Did 'Lost' Middle Class Become Upper Class?

The prevailing narrative of wealth in the United States today is that the rich are gaining at the expense of everyone else - especially the middle class.

Headlines about a study from Pew Research strongly support this view. The report released this week finds that middle-income Americans have seen their median net worth remain roughly flat over the past quarter-century, at $93,150 in 2010, compared to $91,056 in 1983 (in 2011 constant dollars).

Upper income families, by contrast, have seen their median net worth grow over the same period by 87 percent, to $574,788 from $307,134.

[More From CNBC: The Falling Fortunes of the One Percent]

Income measures seem to tell a similar story, at least over the long term. In 1980, middle-income Americans accounted for 60 percent of the nation's total income. The upper-income folks accounted for 30 percent of national income.

Over the next 30 years, middle America lost and upper America gained. In 2010, a new milestone was reached: upper income Americans accounted for a larger share of income than middle-income Americans. 

But here is an equally important fact: many of those middle class Americans became upper-income Americans.

The study shows that as the number of middle-class Americans fell (from 61 percent of the population to 51 percent of the population), the percentage of Americans who are upper income surged from 14 percent of the population to 20 percent of the population.

[More From CNBC: Where the 'One Percent' Live]

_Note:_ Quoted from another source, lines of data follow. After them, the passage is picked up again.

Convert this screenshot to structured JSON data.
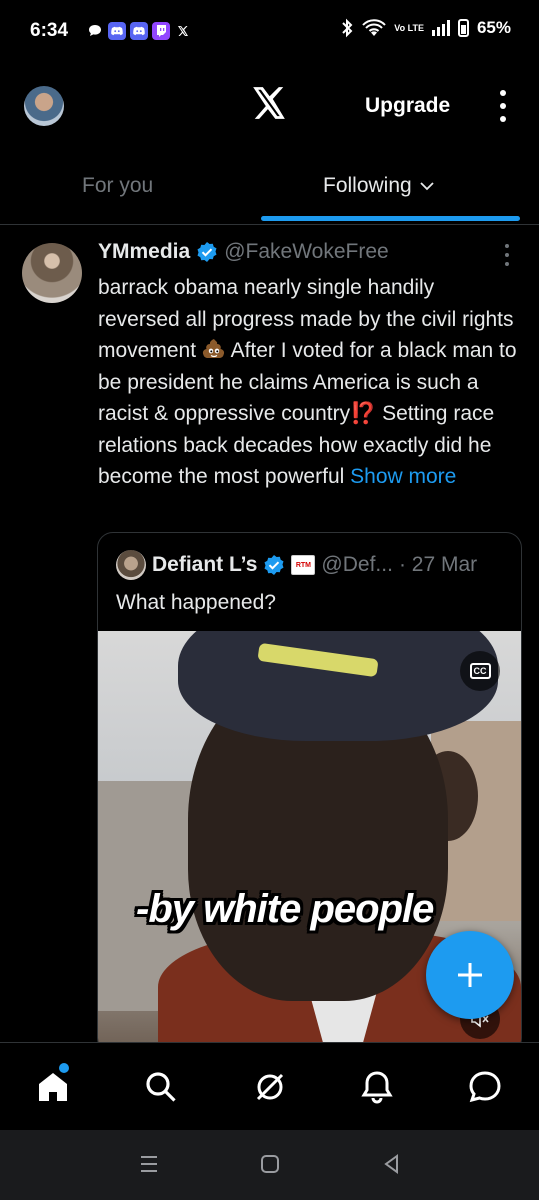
{
  "status_bar": {
    "time": "6:34",
    "battery_percent": "65%",
    "network": "Vo LTE",
    "notification_icons": [
      "chat-bubble-icon",
      "discord-icon",
      "discord-icon",
      "twitch-icon",
      "x-icon"
    ]
  },
  "header": {
    "upgrade_label": "Upgrade",
    "logo": "x-logo"
  },
  "tabs": {
    "for_you": "For you",
    "following": "Following",
    "active": "Following"
  },
  "tweet": {
    "name": "YMmedia",
    "handle": "@FakeWokeFree",
    "text_1": "barrack obama nearly single handily reversed all progress made by the civil rights movement",
    "text_2": "After I voted for a black man to be president he claims America is such a racist & oppressive country",
    "text_3": "Setting race relations back decades how exactly did he become the most powerful",
    "emoji_1": "pile-of-poo",
    "emoji_2": "⁉️",
    "show_more": "Show more",
    "quote": {
      "name": "Defiant L’s",
      "badge": "RTM",
      "handle": "@Def...",
      "date": "· 27 Mar",
      "text": "What happened?",
      "video_caption": "-by white people",
      "cc_label": "CC"
    }
  },
  "colors": {
    "accent": "#1d9bf0",
    "background": "#000000",
    "muted_text": "#71767b",
    "primary_text": "#e7e9ea"
  },
  "bottom_nav": [
    "home-icon",
    "search-icon",
    "grok-icon",
    "notifications-icon",
    "messages-icon"
  ]
}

According to Pew, the shrinking middle and rising top comes from two trends: "Larger income gains for upper-income households than for others and a decline in the share of adults who live in middle-income households," as well as a growing "share of the adult population living in upper-income households."

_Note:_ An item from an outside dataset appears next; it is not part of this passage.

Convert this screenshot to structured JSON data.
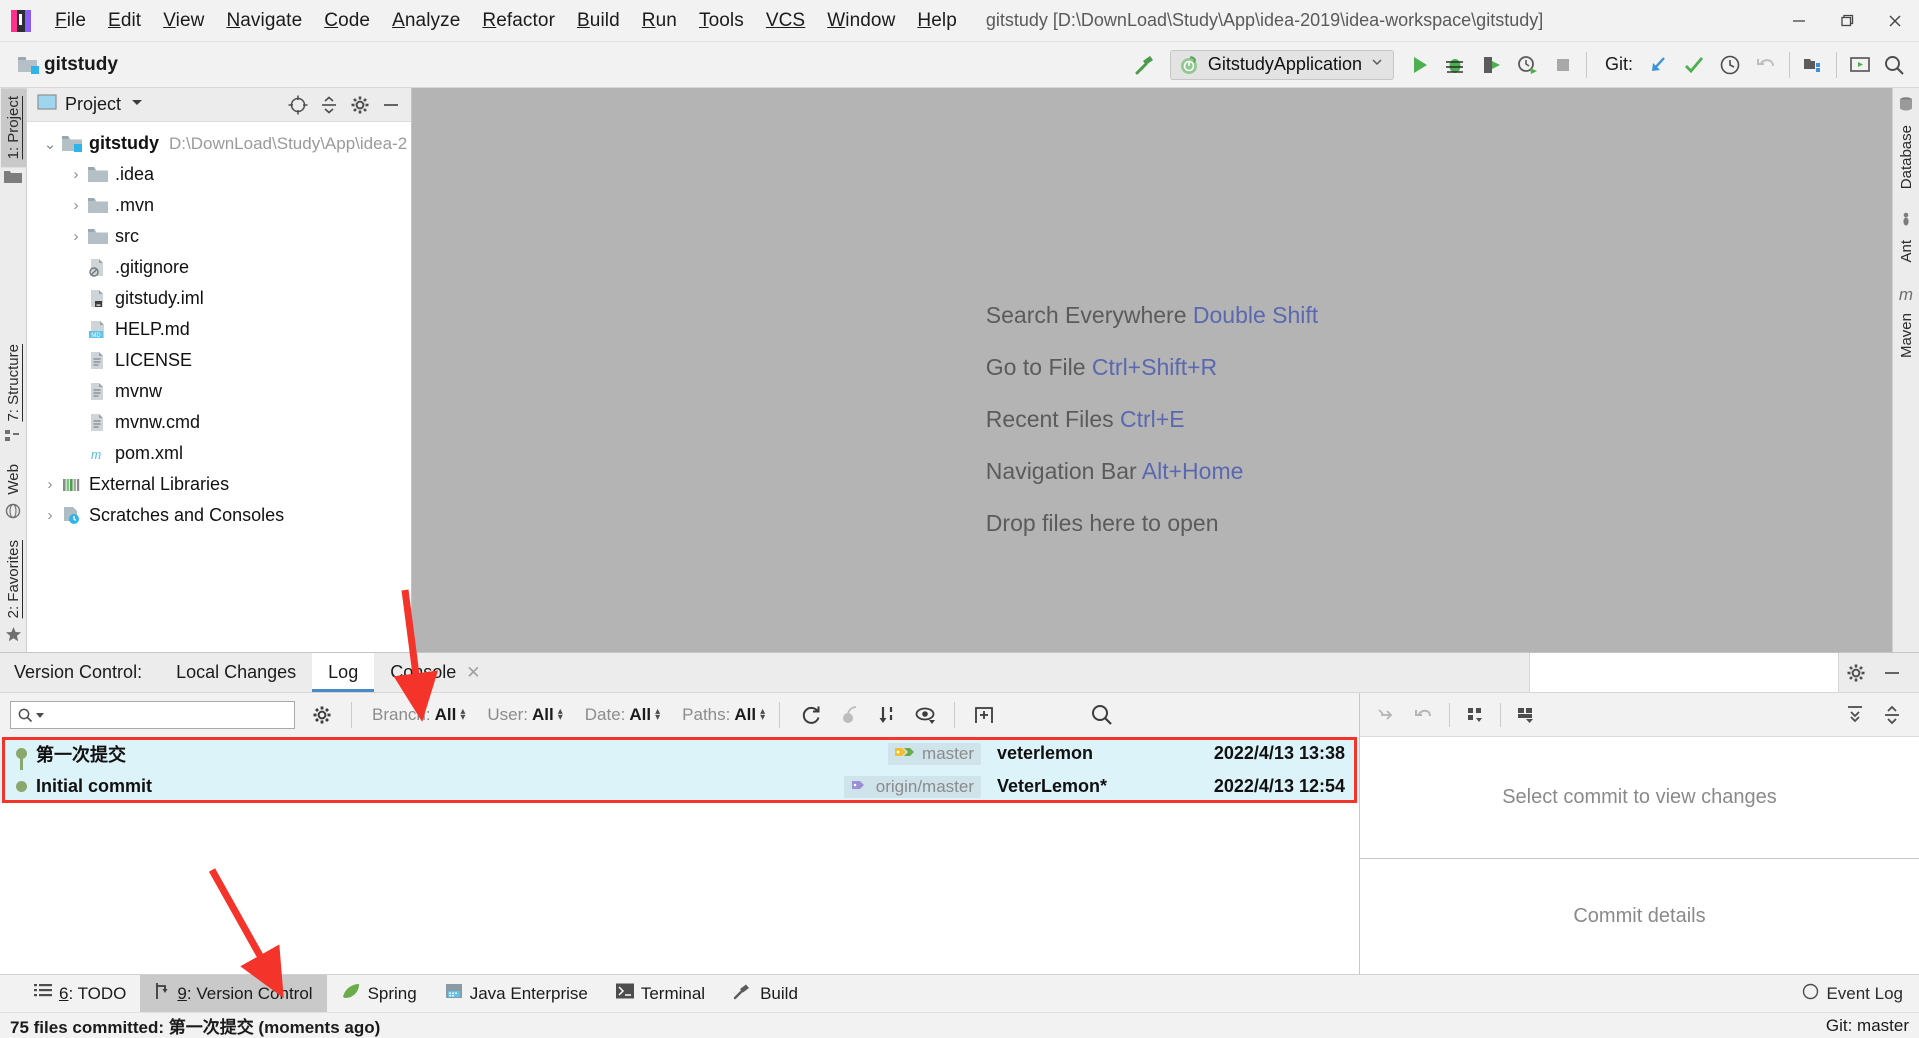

Granted, some of the middle class also fell lower on the ladder. But the majority of those who disappeared from the middle wound up at the top.

A majority of middle-class adults in the survey say they have a better standard of living now than their parents had at the same stage of life. A majority also say they expect their own children's standard of living to eventually surpass their own.

And many more of the middle class say they grew up in the lower-middle or lower class (40 percent) than say they grew up in the upper-middle or upper class (16 percent); 44 percent say they grew up in the middle class.

I suspect the numbers for the upper class would also reflect this mobility - even if conventional wisdom today also tells us that mobility is dead.